I’m very happy with the Christmas choices I’ve made this year. Some of them were really good ideas that the recipient will truly cherish. Others were astoundingly great bargains on quality items. Each one, I think, speaks directly to the person who’s receiving it in some way, which is really what I yearn for most in a Christmas gift.
Yet, somehow, with all of these presents and other items, I’m somehow left feeling empty. Even though I made some very frugal choices this year, I spent a lot of money. We tried to give a thoughtful Christmas gift to everyone who has value in our lives right now: my immediate family, my siblings and their families, my parents, my wife’s parents and siblings, and my current close circle of friends. No matter how carefully we select gifts, this adds up to a lot of money spent.

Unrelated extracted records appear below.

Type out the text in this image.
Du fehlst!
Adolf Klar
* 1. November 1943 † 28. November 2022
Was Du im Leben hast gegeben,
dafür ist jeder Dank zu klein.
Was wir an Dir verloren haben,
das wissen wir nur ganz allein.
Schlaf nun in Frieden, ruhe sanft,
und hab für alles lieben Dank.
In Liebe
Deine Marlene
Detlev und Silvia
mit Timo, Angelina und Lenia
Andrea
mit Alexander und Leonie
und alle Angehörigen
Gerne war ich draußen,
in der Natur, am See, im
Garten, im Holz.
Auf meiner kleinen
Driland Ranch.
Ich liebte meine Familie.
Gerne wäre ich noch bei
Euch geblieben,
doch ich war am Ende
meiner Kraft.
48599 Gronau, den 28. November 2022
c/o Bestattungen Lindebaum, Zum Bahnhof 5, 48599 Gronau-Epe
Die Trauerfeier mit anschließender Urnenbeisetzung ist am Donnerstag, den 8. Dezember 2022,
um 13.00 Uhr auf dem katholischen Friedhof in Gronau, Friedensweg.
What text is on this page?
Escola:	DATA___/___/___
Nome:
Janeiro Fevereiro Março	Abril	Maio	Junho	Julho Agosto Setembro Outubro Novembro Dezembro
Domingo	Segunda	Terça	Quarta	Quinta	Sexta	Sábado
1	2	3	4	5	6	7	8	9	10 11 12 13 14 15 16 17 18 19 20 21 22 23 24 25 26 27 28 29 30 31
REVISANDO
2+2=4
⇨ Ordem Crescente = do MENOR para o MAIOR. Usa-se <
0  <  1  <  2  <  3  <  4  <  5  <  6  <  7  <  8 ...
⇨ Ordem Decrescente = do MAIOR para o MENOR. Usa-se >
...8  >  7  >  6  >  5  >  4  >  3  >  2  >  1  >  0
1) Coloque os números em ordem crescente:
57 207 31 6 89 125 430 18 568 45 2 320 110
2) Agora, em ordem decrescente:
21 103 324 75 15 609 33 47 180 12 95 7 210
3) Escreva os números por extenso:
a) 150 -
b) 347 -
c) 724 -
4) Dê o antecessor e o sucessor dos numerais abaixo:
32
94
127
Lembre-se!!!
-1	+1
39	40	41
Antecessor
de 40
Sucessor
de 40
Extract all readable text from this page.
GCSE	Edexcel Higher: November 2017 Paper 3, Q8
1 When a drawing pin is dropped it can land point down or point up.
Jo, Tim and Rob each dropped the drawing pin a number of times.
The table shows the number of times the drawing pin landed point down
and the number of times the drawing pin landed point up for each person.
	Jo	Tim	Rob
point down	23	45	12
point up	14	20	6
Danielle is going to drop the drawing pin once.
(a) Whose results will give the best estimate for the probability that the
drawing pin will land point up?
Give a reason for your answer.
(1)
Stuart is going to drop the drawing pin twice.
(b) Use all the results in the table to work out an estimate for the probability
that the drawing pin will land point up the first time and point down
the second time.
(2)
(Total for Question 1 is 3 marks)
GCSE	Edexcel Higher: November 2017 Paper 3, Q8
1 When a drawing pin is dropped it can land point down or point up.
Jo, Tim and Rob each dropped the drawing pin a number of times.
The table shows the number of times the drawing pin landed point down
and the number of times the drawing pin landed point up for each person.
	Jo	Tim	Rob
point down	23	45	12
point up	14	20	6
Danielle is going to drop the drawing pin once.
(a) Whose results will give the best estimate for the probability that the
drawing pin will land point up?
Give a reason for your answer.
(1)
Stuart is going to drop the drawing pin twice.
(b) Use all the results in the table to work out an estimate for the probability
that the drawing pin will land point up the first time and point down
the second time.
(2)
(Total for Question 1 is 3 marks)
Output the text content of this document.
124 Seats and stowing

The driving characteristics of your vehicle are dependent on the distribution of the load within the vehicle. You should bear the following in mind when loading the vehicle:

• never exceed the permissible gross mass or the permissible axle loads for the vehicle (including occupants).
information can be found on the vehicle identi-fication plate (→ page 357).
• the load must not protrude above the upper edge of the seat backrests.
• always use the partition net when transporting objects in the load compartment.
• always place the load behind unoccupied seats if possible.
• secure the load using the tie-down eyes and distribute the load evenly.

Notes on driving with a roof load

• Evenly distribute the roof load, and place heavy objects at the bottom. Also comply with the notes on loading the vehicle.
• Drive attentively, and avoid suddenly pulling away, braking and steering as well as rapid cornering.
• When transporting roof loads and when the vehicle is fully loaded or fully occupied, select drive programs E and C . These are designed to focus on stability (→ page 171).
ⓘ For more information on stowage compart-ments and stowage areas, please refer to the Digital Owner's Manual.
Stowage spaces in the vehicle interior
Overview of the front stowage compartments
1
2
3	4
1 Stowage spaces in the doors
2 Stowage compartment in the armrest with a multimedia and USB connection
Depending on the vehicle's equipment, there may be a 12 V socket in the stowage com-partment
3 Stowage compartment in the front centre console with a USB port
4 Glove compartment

Does it really mean anything? When I look at all of the gifts under the tree, I simultaneously see both the joy of giving gifts as well as the expense that went into it. Is that gift really a worthwhile expense at all?
What I’m really trying to show with each gift is a way of saying “I love you.” To me, that’s the purpose of a Christmas gift – to tangibly say to someone that they’re important to you and that you care for them. Because of that desire, it’s often easy to fall right into the trap of giving an expensive gift to someone and not worrying about the dollar amount simply because you do care for them and you do love them.
That’s fine if you’re in good financial shape, but so many Americans are not. At least one person very close to me has taken out a home equity loan just to pay for Christmas this year. Another woman in line in front of me at a store recently had her credit card declined while making a $25 purchase.
If Christmas is about saying “I love you” to the important people in your life, say it directly instead of just showing it.
Write some heartfelt notes to people and include them with a more modest gift. I’m planning on doing this with at least a few Christmas gifts this year.
Promise to do something truly thoughtful for the person instead of buying another present. One of the best gifts I’ve received recently wasn’t an item at all. It was a gift of a bed to sleep in and an evening alone with my wife, courtesy of a caring aunt who invited us to spend a weekend at her home. She pledged to watch our children while we spent an evening like we used to before the kids were born. Does it cost her anything? No. Does it mean a lot to us? Undoubtedly. Does it reflect a lot of familial love? Of course.
Better yet, at some point during your holiday celebration, take the time to sit down with each person you care about and tell them that you love them and thank them for being a part of your life. That will mean far more than any tchotchke you can stick under the tree this year – and all it costs is a few minutes of your time. Talk about a bargain.
Christmas is about love, not about who can put the best material item under the tree. Keep that in mind and don’t spend yourself into a giant mountain of credit card debt this year.